Remember how playing Monkey Island always made you feel like kind of a dick? Having Guybrush Threepwood lie to and trick people into giving up their stuff? Or better yet, just nicking it? Gregory Horror Show is like that, but with an important twist: repercussions. Once you steal a guest’s soul, they’ve got nothing to lose. And if they were pathetic and scary before, now they’re just flat-out terrifying.
Seeing Lost Doll gliding, Woman-In-Black-style, horrifying quickly down a darkened corridor to destroy you is truly chilling. Once they are bereft of their precious soul, guests go from running away from you, to seeking you out, with one goal on their mind. Hunter turns hunted, when what begins as a quiet, methodical stake-out of your target’s routine slowly becomes an awful gauntlet around the increasingly crowded hotel, as more and more guests begin seeking your demise.
You see, what Gregory Horror Show understands, is that you have to understand someone to truly destroy them. The game is all about spying, finding out someone’s weaknesses, then probing them until they snap. And snap they do. Whenever you’re caught, a “Horror Show” occurs. Consider these an imaginative and colourful interpretation of Mortal Kombat‘s “fatalities”, which involve your character being humiliated and beaten by the guest that has caught you. Catherine jabs her huge syringe into you, Cactus Gunman peppers you with bullets. Hell’s Chef…I don’t want to talk about Hell’s Chef.
It’s a uniquely disturbing dynamic for a game. As the protagonist, you expect to have your own interests at heart: this is the case with most single-player games. But what do you when your only chance of escape involves the systematic downfall of everyone else? There’s something far more sinister about the methodical, bespoke torture in Gregory Horror Show, that shooting a thousand identikit dudes in Call Of Duty cannot possibly compare.

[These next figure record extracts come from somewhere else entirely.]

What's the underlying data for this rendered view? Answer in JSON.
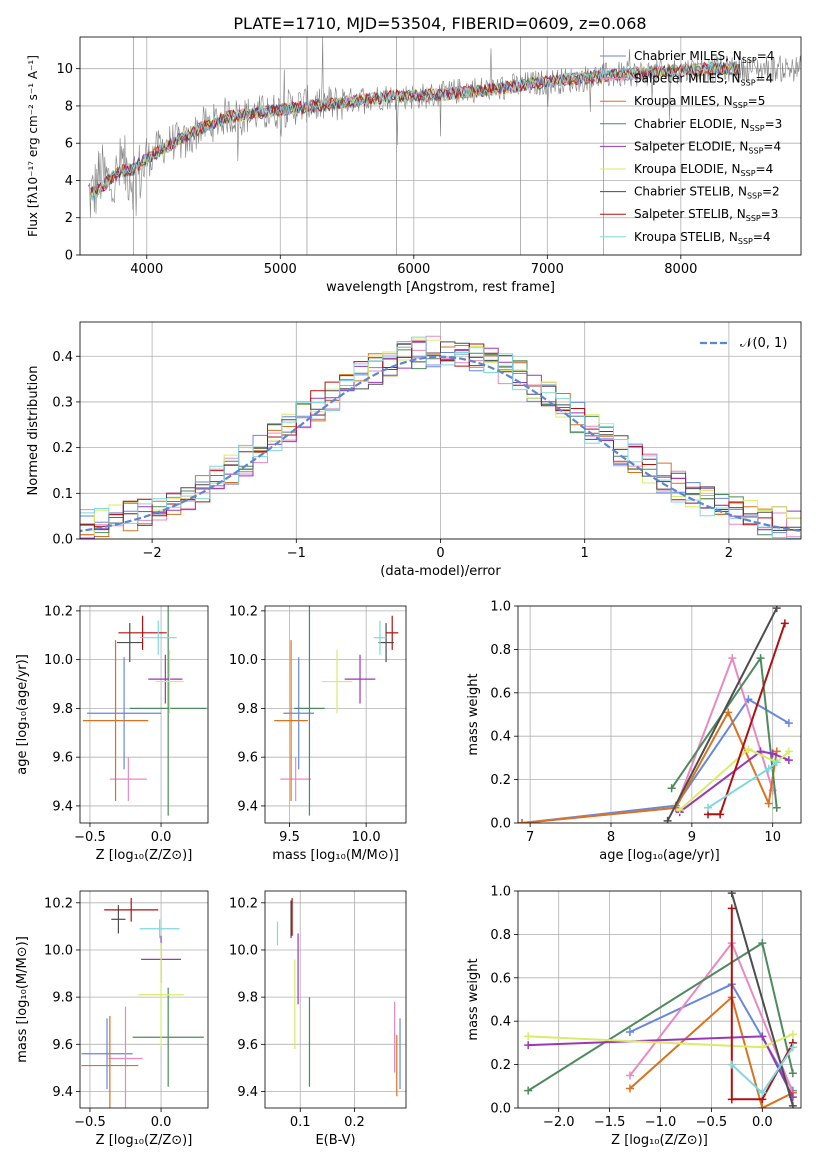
{
  "figure_title": "PLATE=1710, MJD=53504, FIBERID=0609, z=0.068",
  "colors": {
    "chabrier_miles": "#6688dd",
    "salpeter_miles": "#e88ac2",
    "kroupa_miles": "#d9731f",
    "chabrier_elodie": "#4d8a5e",
    "salpeter_elodie": "#9b36b8",
    "kroupa_elodie": "#d8ec6a",
    "chabrier_stelib": "#4d4d4d",
    "salpeter_stelib": "#b01010",
    "kroupa_stelib": "#7fd8e0",
    "data": "#808080",
    "gauss": "#5b86d6",
    "grid": "#b0b0b0"
  },
  "legend_models": [
    {
      "key": "chabrier_miles",
      "pre": "Chabrier MILES, N",
      "sub": "SSP",
      "post": "=4"
    },
    {
      "key": "salpeter_miles",
      "pre": "Salpeter MILES, N",
      "sub": "SSP",
      "post": "=4"
    },
    {
      "key": "kroupa_miles",
      "pre": "Kroupa MILES, N",
      "sub": "SSP",
      "post": "=5"
    },
    {
      "key": "chabrier_elodie",
      "pre": "Chabrier ELODIE, N",
      "sub": "SSP",
      "post": "=3"
    },
    {
      "key": "salpeter_elodie",
      "pre": "Salpeter ELODIE, N",
      "sub": "SSP",
      "post": "=4"
    },
    {
      "key": "kroupa_elodie",
      "pre": "Kroupa ELODIE, N",
      "sub": "SSP",
      "post": "=4"
    },
    {
      "key": "chabrier_stelib",
      "pre": "Chabrier STELIB, N",
      "sub": "SSP",
      "post": "=2"
    },
    {
      "key": "salpeter_stelib",
      "pre": "Salpeter STELIB, N",
      "sub": "SSP",
      "post": "=3"
    },
    {
      "key": "kroupa_stelib",
      "pre": "Kroupa STELIB, N",
      "sub": "SSP",
      "post": "=4"
    }
  ],
  "chart_data": [
    {
      "id": "spectrum",
      "type": "line",
      "xlabel": "wavelength [Angstrom, rest frame]",
      "ylabel": "Flux [fλ10⁻¹⁷ erg cm⁻² s⁻¹ A⁻¹]",
      "xlim": [
        3500,
        8900
      ],
      "ylim": [
        0,
        11.7
      ],
      "xticks": [
        4000,
        5000,
        6000,
        7000,
        8000
      ],
      "yticks": [
        0,
        2,
        4,
        6,
        8,
        10
      ],
      "legend_position": "right",
      "data_series": {
        "name": "data",
        "x": [
          3600,
          3650,
          3700,
          3750,
          3800,
          3850,
          3900,
          3950,
          4000,
          4100,
          4200,
          4300,
          4400,
          4500,
          4600,
          4700,
          4800,
          4900,
          5000,
          5200,
          5400,
          5600,
          5800,
          6000,
          6200,
          6400,
          6600,
          6800,
          7000,
          7200,
          7400,
          7600,
          7800,
          8000,
          8200,
          8400
        ],
        "y": [
          3.2,
          4.3,
          4.0,
          3.7,
          4.6,
          4.6,
          4.2,
          4.4,
          5.1,
          5.8,
          6.1,
          6.0,
          6.9,
          7.1,
          7.5,
          7.4,
          7.6,
          7.6,
          7.8,
          8.1,
          8.1,
          8.4,
          8.5,
          8.5,
          8.6,
          8.9,
          8.9,
          9.1,
          9.3,
          9.4,
          9.6,
          9.7,
          9.8,
          9.9,
          10.0,
          10.0
        ]
      },
      "model_series": {
        "name": "models",
        "x": [
          3600,
          3700,
          3800,
          3900,
          4000,
          4200,
          4400,
          4600,
          4800,
          5000,
          5400,
          5800,
          6200,
          6600,
          7000,
          7400,
          7800,
          8200,
          8400
        ],
        "y": [
          3.3,
          3.9,
          4.5,
          4.6,
          5.2,
          6.0,
          6.8,
          7.4,
          7.6,
          7.8,
          8.1,
          8.5,
          8.6,
          8.9,
          9.3,
          9.6,
          9.8,
          10.0,
          10.0
        ]
      }
    },
    {
      "id": "residuals",
      "type": "histogram",
      "xlabel": "(data-model)/error",
      "ylabel": "Normed distribution",
      "xlim": [
        -2.5,
        2.5
      ],
      "ylim": [
        0,
        0.475
      ],
      "xticks": [
        -2,
        -1,
        0,
        1,
        2
      ],
      "yticks": [
        0.0,
        0.1,
        0.2,
        0.3,
        0.4
      ],
      "bin_width": 0.1,
      "reference_curve": {
        "name": "𝒩(0, 1)",
        "mean": 0,
        "sigma": 1
      },
      "legend_position": "top-right"
    },
    {
      "id": "age_vs_z",
      "type": "scatter",
      "xlabel": "Z [log₁₀(Z/Z⊙)]",
      "ylabel": "age  [log₁₀(age/yr)]",
      "xlim": [
        -0.57,
        0.33
      ],
      "ylim": [
        9.33,
        10.22
      ],
      "xticks": [
        -0.5,
        0.0
      ],
      "yticks": [
        9.4,
        9.6,
        9.8,
        10.0,
        10.2
      ],
      "points": [
        {
          "series": "chabrier_miles",
          "x": -0.26,
          "y": 9.78,
          "xerr": 0.26,
          "yerr": 0.23
        },
        {
          "series": "salpeter_miles",
          "x": -0.23,
          "y": 9.51,
          "xerr": 0.13,
          "yerr": 0.09
        },
        {
          "series": "kroupa_miles",
          "x": -0.32,
          "y": 9.75,
          "xerr": 0.23,
          "yerr": 0.33
        },
        {
          "series": "chabrier_elodie",
          "x": 0.05,
          "y": 9.8,
          "xerr": 0.27,
          "yerr": 0.44
        },
        {
          "series": "salpeter_elodie",
          "x": 0.03,
          "y": 9.92,
          "xerr": 0.12,
          "yerr": 0.1
        },
        {
          "series": "kroupa_elodie",
          "x": 0.06,
          "y": 9.91,
          "xerr": 0.1,
          "yerr": 0.13
        },
        {
          "series": "chabrier_stelib",
          "x": -0.22,
          "y": 10.07,
          "xerr": 0.09,
          "yerr": 0.08
        },
        {
          "series": "salpeter_stelib",
          "x": -0.13,
          "y": 10.11,
          "xerr": 0.17,
          "yerr": 0.07
        },
        {
          "series": "kroupa_stelib",
          "x": -0.02,
          "y": 10.09,
          "xerr": 0.13,
          "yerr": 0.07
        }
      ]
    },
    {
      "id": "age_vs_mass",
      "type": "scatter",
      "xlabel": "mass [log₁₀(M/M⊙)]",
      "ylabel": "",
      "xlim": [
        9.34,
        10.26
      ],
      "ylim": [
        9.33,
        10.22
      ],
      "xticks": [
        9.5,
        10.0
      ],
      "yticks": [
        9.4,
        9.6,
        9.8,
        10.0,
        10.2
      ],
      "points": [
        {
          "series": "chabrier_miles",
          "x": 9.56,
          "y": 9.78,
          "xerr": 0.1,
          "yerr": 0.23
        },
        {
          "series": "salpeter_miles",
          "x": 9.54,
          "y": 9.51,
          "xerr": 0.1,
          "yerr": 0.09
        },
        {
          "series": "kroupa_miles",
          "x": 9.51,
          "y": 9.75,
          "xerr": 0.11,
          "yerr": 0.33
        },
        {
          "series": "chabrier_elodie",
          "x": 9.63,
          "y": 9.8,
          "xerr": 0.1,
          "yerr": 0.44
        },
        {
          "series": "salpeter_elodie",
          "x": 9.96,
          "y": 9.92,
          "xerr": 0.1,
          "yerr": 0.1
        },
        {
          "series": "kroupa_elodie",
          "x": 9.81,
          "y": 9.91,
          "xerr": 0.1,
          "yerr": 0.13
        },
        {
          "series": "chabrier_stelib",
          "x": 10.13,
          "y": 10.07,
          "xerr": 0.05,
          "yerr": 0.08
        },
        {
          "series": "salpeter_stelib",
          "x": 10.17,
          "y": 10.11,
          "xerr": 0.04,
          "yerr": 0.07
        },
        {
          "series": "kroupa_stelib",
          "x": 10.09,
          "y": 10.09,
          "xerr": 0.04,
          "yerr": 0.07
        }
      ]
    },
    {
      "id": "weight_vs_age",
      "type": "line",
      "xlabel": "age  [log₁₀(age/yr)]",
      "ylabel": "mass weight",
      "xlim": [
        6.85,
        10.35
      ],
      "ylim": [
        0,
        1.0
      ],
      "xticks": [
        7,
        8,
        9,
        10
      ],
      "yticks": [
        0.0,
        0.2,
        0.4,
        0.6,
        0.8,
        1.0
      ],
      "series": [
        {
          "key": "chabrier_miles",
          "x": [
            6.9,
            8.8,
            9.7,
            10.2
          ],
          "y": [
            0.0,
            0.08,
            0.57,
            0.46
          ]
        },
        {
          "key": "salpeter_miles",
          "x": [
            6.9,
            8.8,
            9.5,
            10.0
          ],
          "y": [
            0.0,
            0.07,
            0.76,
            0.15
          ]
        },
        {
          "key": "kroupa_miles",
          "x": [
            6.9,
            8.8,
            9.45,
            9.95,
            10.05
          ],
          "y": [
            0.0,
            0.07,
            0.51,
            0.09,
            0.33
          ]
        },
        {
          "key": "chabrier_elodie",
          "x": [
            8.75,
            9.85,
            10.05
          ],
          "y": [
            0.16,
            0.76,
            0.07
          ]
        },
        {
          "key": "salpeter_elodie",
          "x": [
            8.85,
            9.85,
            10.0,
            10.2
          ],
          "y": [
            0.05,
            0.33,
            0.32,
            0.29
          ]
        },
        {
          "key": "kroupa_elodie",
          "x": [
            8.85,
            9.7,
            10.05,
            10.2
          ],
          "y": [
            0.06,
            0.34,
            0.28,
            0.33
          ]
        },
        {
          "key": "chabrier_stelib",
          "x": [
            8.7,
            10.05
          ],
          "y": [
            0.01,
            0.99
          ]
        },
        {
          "key": "salpeter_stelib",
          "x": [
            9.2,
            9.35,
            10.15
          ],
          "y": [
            0.04,
            0.04,
            0.92
          ]
        },
        {
          "key": "kroupa_stelib",
          "x": [
            9.2,
            9.95,
            10.05
          ],
          "y": [
            0.07,
            0.25,
            0.28
          ]
        }
      ]
    },
    {
      "id": "mass_vs_z",
      "type": "scatter",
      "xlabel": "Z [log₁₀(Z/Z⊙)]",
      "ylabel": "mass [log₁₀(M/M⊙)]",
      "xlim": [
        -0.57,
        0.33
      ],
      "ylim": [
        9.33,
        10.25
      ],
      "xticks": [
        -0.5,
        0.0
      ],
      "yticks": [
        9.4,
        9.6,
        9.8,
        10.0,
        10.2
      ],
      "points": [
        {
          "series": "chabrier_miles",
          "x": -0.38,
          "y": 9.56,
          "xerr": 0.18,
          "yerr": 0.15
        },
        {
          "series": "salpeter_miles",
          "x": -0.25,
          "y": 9.54,
          "xerr": 0.12,
          "yerr": 0.22
        },
        {
          "series": "kroupa_miles",
          "x": -0.36,
          "y": 9.51,
          "xerr": 0.2,
          "yerr": 0.21
        },
        {
          "series": "chabrier_elodie",
          "x": 0.05,
          "y": 9.63,
          "xerr": 0.25,
          "yerr": 0.21
        },
        {
          "series": "salpeter_elodie",
          "x": 0.0,
          "y": 9.96,
          "xerr": 0.14,
          "yerr": 0.1
        },
        {
          "series": "kroupa_elodie",
          "x": 0.0,
          "y": 9.81,
          "xerr": 0.16,
          "yerr": 0.22
        },
        {
          "series": "chabrier_stelib",
          "x": -0.3,
          "y": 10.13,
          "xerr": 0.05,
          "yerr": 0.06
        },
        {
          "series": "salpeter_stelib",
          "x": -0.21,
          "y": 10.17,
          "xerr": 0.19,
          "yerr": 0.05
        },
        {
          "series": "kroupa_stelib",
          "x": -0.01,
          "y": 10.09,
          "xerr": 0.14,
          "yerr": 0.04
        }
      ]
    },
    {
      "id": "mass_vs_ebv",
      "type": "scatter",
      "xlabel": "E(B-V)",
      "ylabel": "",
      "xlim": [
        0.035,
        0.295
      ],
      "ylim": [
        9.33,
        10.25
      ],
      "xticks": [
        0.1,
        0.2
      ],
      "yticks": [
        9.4,
        9.6,
        9.8,
        10.0,
        10.2
      ],
      "points": [
        {
          "series": "chabrier_miles",
          "x": 0.284,
          "y": 9.56,
          "xerr": 0.0,
          "yerr": 0.15
        },
        {
          "series": "salpeter_miles",
          "x": 0.274,
          "y": 9.63,
          "xerr": 0.0,
          "yerr": 0.15
        },
        {
          "series": "kroupa_miles",
          "x": 0.278,
          "y": 9.51,
          "xerr": 0.0,
          "yerr": 0.13
        },
        {
          "series": "chabrier_elodie",
          "x": 0.117,
          "y": 9.61,
          "xerr": 0.0,
          "yerr": 0.19
        },
        {
          "series": "salpeter_elodie",
          "x": 0.096,
          "y": 9.92,
          "xerr": 0.0,
          "yerr": 0.15
        },
        {
          "series": "kroupa_elodie",
          "x": 0.09,
          "y": 9.77,
          "xerr": 0.0,
          "yerr": 0.19
        },
        {
          "series": "chabrier_stelib",
          "x": 0.083,
          "y": 10.13,
          "xerr": 0.0,
          "yerr": 0.08
        },
        {
          "series": "salpeter_stelib",
          "x": 0.085,
          "y": 10.14,
          "xerr": 0.0,
          "yerr": 0.08
        },
        {
          "series": "kroupa_stelib",
          "x": 0.058,
          "y": 10.07,
          "xerr": 0.0,
          "yerr": 0.05
        }
      ]
    },
    {
      "id": "weight_vs_z",
      "type": "line",
      "xlabel": "Z [log₁₀(Z/Z⊙)]",
      "ylabel": "mass weight",
      "xlim": [
        -2.4,
        0.38
      ],
      "ylim": [
        0,
        1.0
      ],
      "xticks": [
        -2.0,
        -1.5,
        -1.0,
        -0.5,
        0.0
      ],
      "yticks": [
        0.0,
        0.2,
        0.4,
        0.6,
        0.8,
        1.0
      ],
      "series": [
        {
          "key": "chabrier_miles",
          "x": [
            -1.3,
            -0.3,
            0.3
          ],
          "y": [
            0.35,
            0.57,
            0.08
          ]
        },
        {
          "key": "salpeter_miles",
          "x": [
            -1.3,
            -0.3,
            0.3
          ],
          "y": [
            0.15,
            0.76,
            0.07
          ]
        },
        {
          "key": "kroupa_miles",
          "x": [
            -1.3,
            -0.3,
            0.0,
            0.3
          ],
          "y": [
            0.09,
            0.51,
            0.0,
            0.07
          ]
        },
        {
          "key": "chabrier_elodie",
          "x": [
            -2.3,
            0.0,
            0.3
          ],
          "y": [
            0.08,
            0.76,
            0.16
          ]
        },
        {
          "key": "salpeter_elodie",
          "x": [
            -2.3,
            0.0,
            0.3
          ],
          "y": [
            0.29,
            0.33,
            0.05
          ]
        },
        {
          "key": "kroupa_elodie",
          "x": [
            -2.3,
            0.0,
            0.3
          ],
          "y": [
            0.33,
            0.28,
            0.34
          ]
        },
        {
          "key": "chabrier_stelib",
          "x": [
            -0.3,
            0.3
          ],
          "y": [
            0.99,
            0.01
          ]
        },
        {
          "key": "salpeter_stelib",
          "x": [
            -0.3,
            -0.3,
            0.0,
            0.3
          ],
          "y": [
            0.92,
            0.04,
            0.04,
            0.3
          ]
        },
        {
          "key": "kroupa_stelib",
          "x": [
            -0.3,
            0.0,
            0.3
          ],
          "y": [
            0.2,
            0.07,
            0.28
          ]
        }
      ]
    }
  ]
}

Let me be frank, though: the game is by no means perfect. It’s tough, for a start; requiring timing and patience to truly get a handle on each guests’ daily routine. It’s slow, too; plodding around the house, whilst atmospheric, is a leaden experience. But the game understands horror like few do, and makes the all-too-rare decision to legitimately build up its characters, before having you tear them down. For an experience with little gore, no swears, and a modest budget, it’s amazing how it sticks with you.
I’m not sure you can even get a hold of it, now. It was an obscure Japanese oddity that got limited release in Europe, and sold poorly. But it’s one of the most psychologically interesting and downright creepy games I’ve ever had the pleasure of playing, and deserves to be talked about in the same breath as…well, not much actually. It borrows from a lot of games, but this little gem has a style and gameplay all of its own. It’s part stealth, part survival horror, part psychological torture. And it’s bleedin’ ace.
If you’re feeling experimental this Hallowe’en, you could do a lot worse than looking this up. Just, stay away from the kitchen. I fear Hell’s Chef is cooking up something quite…delicious.